В этих немногих словах, послуживших эпиграфом к роману "Новь", высказывается взгляд автора на обрисовываемое им движение. Взгляд человека глубоко убежденного, верующего, что исторические события имеют ясную для людей цель, и что, соответственно, все действия отдельных лиц и общественных групп должны оцениваться с точки зрения их целесообразности. Достоевский тоже, как и Тургенев, и почти одновременно с ним, написал роман на ту же тему. И хотя у Достоевского было предвзятое намерение представить в карикатурном виде молодое поколение, и хотя он тоже не совсем мог отделаться от общественной точки зрения, все же насколько больше чутья проявил он в "Бесах", чем Тургенев в "Нови".

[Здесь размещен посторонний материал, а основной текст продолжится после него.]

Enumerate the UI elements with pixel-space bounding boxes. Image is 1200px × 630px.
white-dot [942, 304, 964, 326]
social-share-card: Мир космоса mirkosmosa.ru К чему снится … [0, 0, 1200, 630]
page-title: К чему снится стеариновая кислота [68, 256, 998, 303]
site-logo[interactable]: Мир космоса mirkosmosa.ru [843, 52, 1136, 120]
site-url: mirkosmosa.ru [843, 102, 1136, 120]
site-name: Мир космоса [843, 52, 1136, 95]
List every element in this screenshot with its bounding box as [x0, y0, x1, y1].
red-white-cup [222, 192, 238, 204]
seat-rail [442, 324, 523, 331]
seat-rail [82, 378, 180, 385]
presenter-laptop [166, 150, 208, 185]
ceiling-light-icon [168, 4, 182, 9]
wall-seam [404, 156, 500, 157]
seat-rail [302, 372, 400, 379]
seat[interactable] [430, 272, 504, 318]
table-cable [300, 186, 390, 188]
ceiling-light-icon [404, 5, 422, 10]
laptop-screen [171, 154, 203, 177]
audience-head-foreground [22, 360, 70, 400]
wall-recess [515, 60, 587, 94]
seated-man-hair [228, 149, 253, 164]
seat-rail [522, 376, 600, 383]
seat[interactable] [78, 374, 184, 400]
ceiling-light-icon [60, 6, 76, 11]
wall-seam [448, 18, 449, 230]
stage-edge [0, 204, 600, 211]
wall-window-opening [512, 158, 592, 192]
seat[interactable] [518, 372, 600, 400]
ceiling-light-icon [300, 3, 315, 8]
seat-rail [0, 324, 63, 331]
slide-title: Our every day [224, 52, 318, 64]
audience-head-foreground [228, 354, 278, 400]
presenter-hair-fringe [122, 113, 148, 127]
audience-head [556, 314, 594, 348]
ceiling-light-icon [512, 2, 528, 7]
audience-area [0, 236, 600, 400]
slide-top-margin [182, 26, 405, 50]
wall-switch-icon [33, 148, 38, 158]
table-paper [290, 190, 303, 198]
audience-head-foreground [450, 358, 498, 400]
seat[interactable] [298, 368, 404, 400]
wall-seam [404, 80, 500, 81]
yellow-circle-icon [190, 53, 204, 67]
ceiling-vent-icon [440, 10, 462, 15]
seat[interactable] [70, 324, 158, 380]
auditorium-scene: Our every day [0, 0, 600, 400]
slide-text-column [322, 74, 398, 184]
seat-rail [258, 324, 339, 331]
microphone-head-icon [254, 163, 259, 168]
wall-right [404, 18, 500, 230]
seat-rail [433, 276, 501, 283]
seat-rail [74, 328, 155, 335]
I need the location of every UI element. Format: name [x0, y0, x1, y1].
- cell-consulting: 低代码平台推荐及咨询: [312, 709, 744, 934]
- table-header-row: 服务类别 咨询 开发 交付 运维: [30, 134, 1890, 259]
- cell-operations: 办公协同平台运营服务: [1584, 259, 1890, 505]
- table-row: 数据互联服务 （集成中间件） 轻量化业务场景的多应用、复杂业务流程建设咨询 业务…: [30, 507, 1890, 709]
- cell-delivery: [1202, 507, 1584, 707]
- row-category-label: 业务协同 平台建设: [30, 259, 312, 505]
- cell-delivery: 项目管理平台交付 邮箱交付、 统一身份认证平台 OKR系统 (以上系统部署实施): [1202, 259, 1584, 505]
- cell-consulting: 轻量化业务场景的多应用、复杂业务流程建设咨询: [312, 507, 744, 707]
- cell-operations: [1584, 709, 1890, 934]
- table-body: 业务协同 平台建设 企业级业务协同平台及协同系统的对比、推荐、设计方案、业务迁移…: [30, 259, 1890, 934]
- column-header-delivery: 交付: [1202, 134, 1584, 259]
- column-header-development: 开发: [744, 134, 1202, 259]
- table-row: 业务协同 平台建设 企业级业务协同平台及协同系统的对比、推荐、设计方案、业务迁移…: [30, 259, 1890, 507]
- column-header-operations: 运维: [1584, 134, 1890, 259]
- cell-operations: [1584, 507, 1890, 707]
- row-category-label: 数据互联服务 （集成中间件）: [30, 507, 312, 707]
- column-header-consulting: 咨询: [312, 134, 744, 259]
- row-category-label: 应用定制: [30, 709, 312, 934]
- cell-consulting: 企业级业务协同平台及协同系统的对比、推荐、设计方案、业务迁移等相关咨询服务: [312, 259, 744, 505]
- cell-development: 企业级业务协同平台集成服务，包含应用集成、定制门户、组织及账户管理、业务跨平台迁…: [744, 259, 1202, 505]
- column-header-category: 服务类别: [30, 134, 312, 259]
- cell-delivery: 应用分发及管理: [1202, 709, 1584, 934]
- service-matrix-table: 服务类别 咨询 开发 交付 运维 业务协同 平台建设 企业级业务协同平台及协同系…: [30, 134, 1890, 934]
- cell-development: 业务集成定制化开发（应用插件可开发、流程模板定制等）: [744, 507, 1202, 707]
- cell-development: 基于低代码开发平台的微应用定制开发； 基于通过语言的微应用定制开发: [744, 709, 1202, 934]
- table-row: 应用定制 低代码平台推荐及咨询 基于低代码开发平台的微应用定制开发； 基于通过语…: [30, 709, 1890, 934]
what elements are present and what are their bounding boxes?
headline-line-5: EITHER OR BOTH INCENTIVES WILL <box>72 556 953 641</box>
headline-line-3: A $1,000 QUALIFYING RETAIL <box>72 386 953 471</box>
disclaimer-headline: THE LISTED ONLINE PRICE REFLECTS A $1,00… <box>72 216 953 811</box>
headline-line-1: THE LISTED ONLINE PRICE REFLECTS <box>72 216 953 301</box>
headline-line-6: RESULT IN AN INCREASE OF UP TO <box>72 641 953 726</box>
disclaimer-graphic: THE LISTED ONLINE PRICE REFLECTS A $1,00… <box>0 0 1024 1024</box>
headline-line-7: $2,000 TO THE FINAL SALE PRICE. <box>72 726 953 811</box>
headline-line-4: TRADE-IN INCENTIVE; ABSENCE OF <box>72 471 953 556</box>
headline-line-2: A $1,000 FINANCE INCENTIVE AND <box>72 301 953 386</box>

У Достоевского наши "нигилисты" представлены как бы объевропеившимися снаружи сектантами. Они, позабывши все на свете, ищут разрешения последних вопросов. Ищут с энтузиазмом, с экстазом, самозабвением, причем, как то бывало с сектантами, часто совсем забывают о цели, ими себе поставленной, я сбиваются на частности, прямо противоречащие первоначальной цели, словно показывая этим самым, что ими руководили задачи, в которых они не могли дать себе ясного отчета, но которые тем не менее до того нераздельно владели ими, что заставляли их доходить до последней степени самозабвения. Достоевский, словом, чувствовал и умел передать, что "нигилизм" есть чисто русское явление, только наружно окрашенное западно-европейскими идеями. Тургенев же почти не отличал нигилистов от либералов. Ему казалось, что "нигилисты" только одна из общественных партий, добивавшаяся реформ и не умевшая понять, что всякого рода прогресс достигается не бурными революциями, а рядом медленных, постепенных перемен. Он не допускал и мыслей о том, что наши нигилисты продолжали бы свое страшное дело даже и в том случае, если бы все реформы, о каких только мечтали в Европе, были осуществлены в России, и что "постепенность" внушала им отвращение не потому, что она не достаточно быстро приводила к желанным результатам, а потому, что о результатах они, хотя и говорили, но никогда не думали. Тургенев не понимал, что нигилисты остались бы одинаково беспокойным элементом, независимо от того, пришлось бы им жить при крепостном праве или в идеально устроенном государстве будущего.